Comment 1 Jeff Layton 2008-07-07 16:27:14 UTC
Actually, this doesn't appear to be a regression. When I do the same test on -8.el5, then I get these messages: lockd_up: makesock failed, error=-98 lockd_up: no pid, 2 users?? lockd_up: no pid, 3 users?? lockd_up: no pid, 4 users?? lockd_up: no pid, 5 users?? lockd_up: no pid, 6 users?? lockd_up: no pid, 7 users?? lockd_up: no pid, 8 users?? ...and lockd isn't started. Since no one has complained about this, I'll put this on 5.4 proposed for now. If the fix turns out to be simple I may move it to 5.3...
Comment 2 Jeff Layton 2008-07-08 15:46:03 UTC
This problem has strangely "fixed itself". Yesterday, I could reliably reproduce this. Today, I can't make it happen. The host where I saw this was a RHEL5 FV xen guest. It looked like the power blinked at the office and the xen dom0 rebooted. I brought my RHEL5 image back up and now this isn't happening anymore. It seems unlikely, but maybe this is something to do with being a guest on a long running dom0? I'll leave this open for now in case it happens again...

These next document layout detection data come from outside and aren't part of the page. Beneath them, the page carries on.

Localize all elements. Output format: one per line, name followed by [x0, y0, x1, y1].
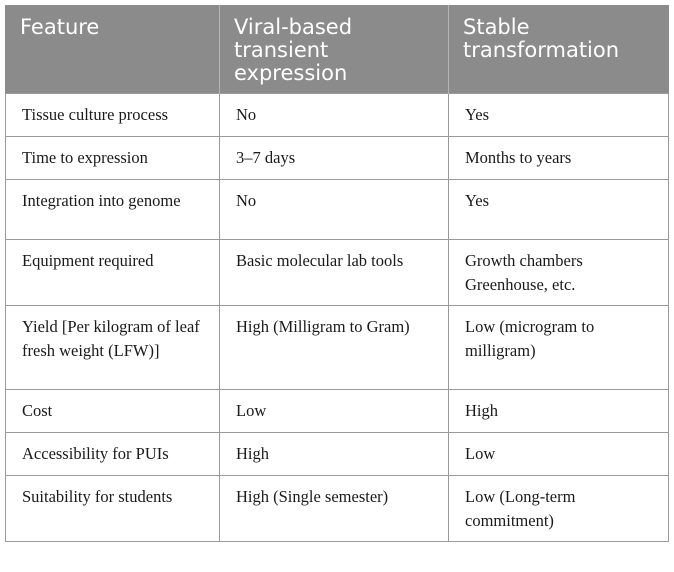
row-stable-cell: High — [449, 390, 669, 433]
table-row — [6, 306, 669, 390]
row-stable-cell: Growth chambers Greenhouse, etc. — [449, 240, 669, 306]
header-viral-transient: Viral-based transient expression — [220, 5, 449, 94]
row-feature-cell: Cost — [6, 390, 220, 433]
header-feature: Feature — [6, 5, 220, 94]
table-row — [6, 137, 669, 180]
table-row — [6, 476, 669, 542]
row-stable-cell: Low — [449, 433, 669, 476]
row-viral-cell: 3–7 days — [220, 137, 449, 180]
table-row — [6, 433, 669, 476]
row-viral-cell: No — [220, 94, 449, 137]
row-viral-cell: High (Milligram to Gram) — [220, 306, 449, 390]
table-row — [6, 180, 669, 240]
row-viral-cell: Basic molecular lab tools — [220, 240, 449, 306]
row-viral-cell: High (Single semester) — [220, 476, 449, 542]
row-feature-cell: Tissue culture process — [6, 94, 220, 137]
row-feature-cell: Suitability for students — [6, 476, 220, 542]
row-stable-cell: Low (Long-term commitment) — [449, 476, 669, 542]
row-feature-cell: Equipment required — [6, 240, 220, 306]
row-feature-cell: Time to expression — [6, 137, 220, 180]
row-feature-cell: Yield [Per kilogram of leaf fresh weight (LFW)] — [6, 306, 220, 390]
comparison-table — [5, 5, 669, 542]
row-stable-cell: Low (microgram to milligram) — [449, 306, 669, 390]
table-body — [6, 94, 669, 542]
row-viral-cell: Low — [220, 390, 449, 433]
row-feature-cell: Integration into genome — [6, 180, 220, 240]
header-row — [6, 5, 669, 94]
row-stable-cell: Yes — [449, 180, 669, 240]
table-header — [6, 5, 669, 94]
header-stable-transformation: Stable transformation — [449, 5, 669, 94]
row-stable-cell: Months to years — [449, 137, 669, 180]
row-viral-cell: No — [220, 180, 449, 240]
row-stable-cell: Yes — [449, 94, 669, 137]
table-row — [6, 240, 669, 306]
table-row — [6, 94, 669, 137]
row-viral-cell: High — [220, 433, 449, 476]
table-row — [6, 390, 669, 433]
row-feature-cell: Accessibility for PUIs — [6, 433, 220, 476]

Comment 3 Jeff Layton 2008-09-29 12:01:44 UTC
Closing this out. I've not seen this problem since, though it still worries me that I saw it at all. I'll reopen it if it returns.
Comment 4 Ram Kesavan 2009-05-20 19:29:53 UTC
I am not sure if this is important, but you will get this error if the portmapper is not running, start portmapper /etc/init.d/portmapper and try the mount and it will work properly.